Self-Checkout is Changing ShoppingSunday, July 30, 2006
According to IHL, consumers report buying junk food, supermarket tabloids and the like 45% less frequently while scanning their own purchases than when checking out the old-fashioned way.
Which makes perfect sense, when you think about it — self-checkout lines tend to be shorter, so you’re not waiting your turn as long. And instead of standing there waiting for someone else to ring you up, you’re busy doing it yourself.
…Retailers such as Meijer and Kroger have adjusted by offering items such as rotisserie chickens and fresh baked breads to rely more on the sense of smell to drive sales rather than simply visuals when trapped in a staffed lane.”
Our Albertson’s has started putting baskets of French bread next to the checkout. The self-checkout there also talks to me, reminding me to use a loyalty card I do not have. I suspect it will eventually offer me suggestions for other things I might want based on my purchases.

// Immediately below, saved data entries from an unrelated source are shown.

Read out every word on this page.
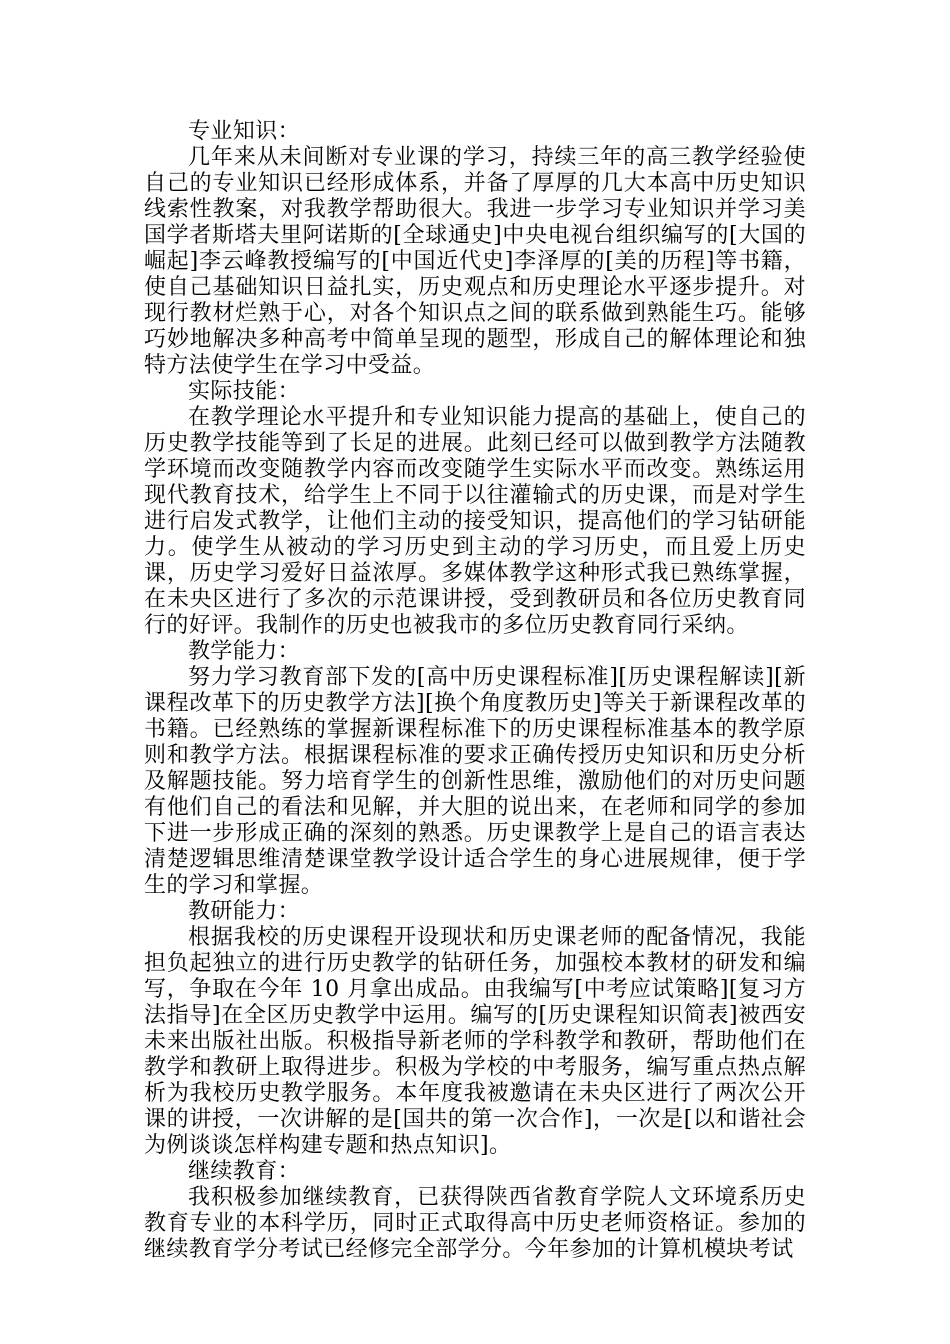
专业知识：

几年来从未间断对专业课的学习，持续三年的高三教学经验使自己的专业知识已经形成体系，并备了厚厚的几大本高中历史知识线索性教案，对我教学帮助很大。我进一步学习专业知识并学习美国学者斯塔夫里阿诺斯的[全球通史]中央电视台组织编写的[大国的崛起]李云峰教授编写的[中国近代史]李泽厚的[美的历程]等书籍，使自己基础知识日益扎实，历史观点和历史理论水平逐步提升。对现行教材烂熟于心，对各个知识点之间的联系做到熟能生巧。能够巧妙地解决多种高考中简单呈现的题型，形成自己的解体理论和独特方法使学生在学习中受益。

实际技能：

在教学理论水平提升和专业知识能力提高的基础上，使自己的历史教学技能等到了长足的进展。此刻已经可以做到教学方法随教学环境而改变随教学内容而改变随学生实际水平而改变。熟练运用现代教育技术，给学生上不同于以往灌输式的历史课，而是对学生进行启发式教学，让他们主动的接受知识，提高他们的学习钻研能力。使学生从被动的学习历史到主动的学习历史，而且爱上历史课，历史学习爱好日益浓厚。多媒体教学这种形式我已熟练掌握，在未央区进行了多次的示范课讲授，受到教研员和各位历史教育同行的好评。我制作的历史也被我市的多位历史教育同行采纳。

教学能力：

努力学习教育部下发的[高中历史课程标准][历史课程解读][新课程改革下的历史教学方法][换个角度教历史]等关于新课程改革的书籍。已经熟练的掌握新课程标准下的历史课程标准基本的教学原则和教学方法。根据课程标准的要求正确传授历史知识和历史分析及解题技能。努力培育学生的创新性思维，激励他们的对历史问题有他们自己的看法和见解，并大胆的说出来，在老师和同学的参加下进一步形成正确的深刻的熟悉。历史课教学上是自己的语言表达清楚逻辑思维清楚课堂教学设计适合学生的身心进展规律，便于学生的学习和掌握。

教研能力：

根据我校的历史课程开设现状和历史课老师的配备情况，我能担负起独立的进行历史教学的钻研任务，加强校本教材的研发和编写，争取在今年 10 月拿出成品。由我编写[中考应试策略][复习方法指导]在全区历史教学中运用。编写的[历史课程知识简表]被西安未来出版社出版。积极指导新老师的学科教学和教研，帮助他们在教学和教研上取得进步。积极为学校的中考服务，编写重点热点解析为我校历史教学服务。本年度我被邀请在未央区进行了两次公开课的讲授，一次讲解的是[国共的第一次合作]，一次是[以和谐社会为例谈谈怎样构建专题和热点知识]。

继续教育：

我积极参加继续教育，已获得陕西省教育学院人文环境系历史教育专业的本科学历，同时正式取得高中历史老师资格证。参加的继续教育学分考试已经修完全部学分。今年参加的计算机模块考试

Shoppers logged $111 billion worth of self-checkout purchases last year, an increase of 35 percent over 2004, according to IHL. Fewer than a fifth of consumers report using self-checkout every time it’s available, while 29 percent say they do so only when the staffed lines look daunting.
The biggest gripe? That’s predictable: 55% say it’s when something goes screwy and they have to wait for a human being to come over and fix it.
Which is why I think customers who have proven to be good self-checkers (*cough*me*cough*) should be given system logins just like the employees so they can clear their own errors.
Be sure to also read the comments on that article. The first one confirms my “natural selection” theory of self-checkout. Those who adapt, thrive.